In the 2000s, high-profile Christian leaders of the movement had also come out themselves or had been exposed as gay. John Paulk, who had been a vocal advocate of conversion therapy on behalf of Exodus International, the now-defunct, influential, pro-conversion therapy organization, was photographed at a gay bar in 2000. Ted Haggard, the former president of the National Association of Evangelicals who unsuccessfully attempted to convert himself, was revealed in 2006 to have hired a male prostitute on numerous occasions.
A surprise announcement from Alan Chambers, the president of Exodus International, seemed to signal the end of the Christian pro-conversion therapy movement. At the organization's 38th annual conference, Chambers, who for years was a leading ex-gay voice in the country, announced that he no longer believed that sexual orientation could be changed.

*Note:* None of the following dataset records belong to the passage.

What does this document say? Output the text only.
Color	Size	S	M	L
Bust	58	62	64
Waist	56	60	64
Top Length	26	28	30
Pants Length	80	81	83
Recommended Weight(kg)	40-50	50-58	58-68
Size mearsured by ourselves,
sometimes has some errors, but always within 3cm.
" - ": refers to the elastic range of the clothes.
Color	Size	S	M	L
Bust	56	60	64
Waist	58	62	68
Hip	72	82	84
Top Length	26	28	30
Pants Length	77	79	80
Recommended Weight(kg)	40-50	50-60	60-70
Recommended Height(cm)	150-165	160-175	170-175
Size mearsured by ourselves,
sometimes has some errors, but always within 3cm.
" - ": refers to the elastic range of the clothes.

"I am sorry for the pain and hurt many of you have experienced," Chambers wrote in a letter at the time. "I am sorry that some of you spent years working through the shame and guilt you felt when your attractions didn't change. I am sorry we promoted sexual orientation change efforts and reparative theories about sexual orientation that stigmatized parents." Conversion therapy in the 21st century appeared to be on its last legs.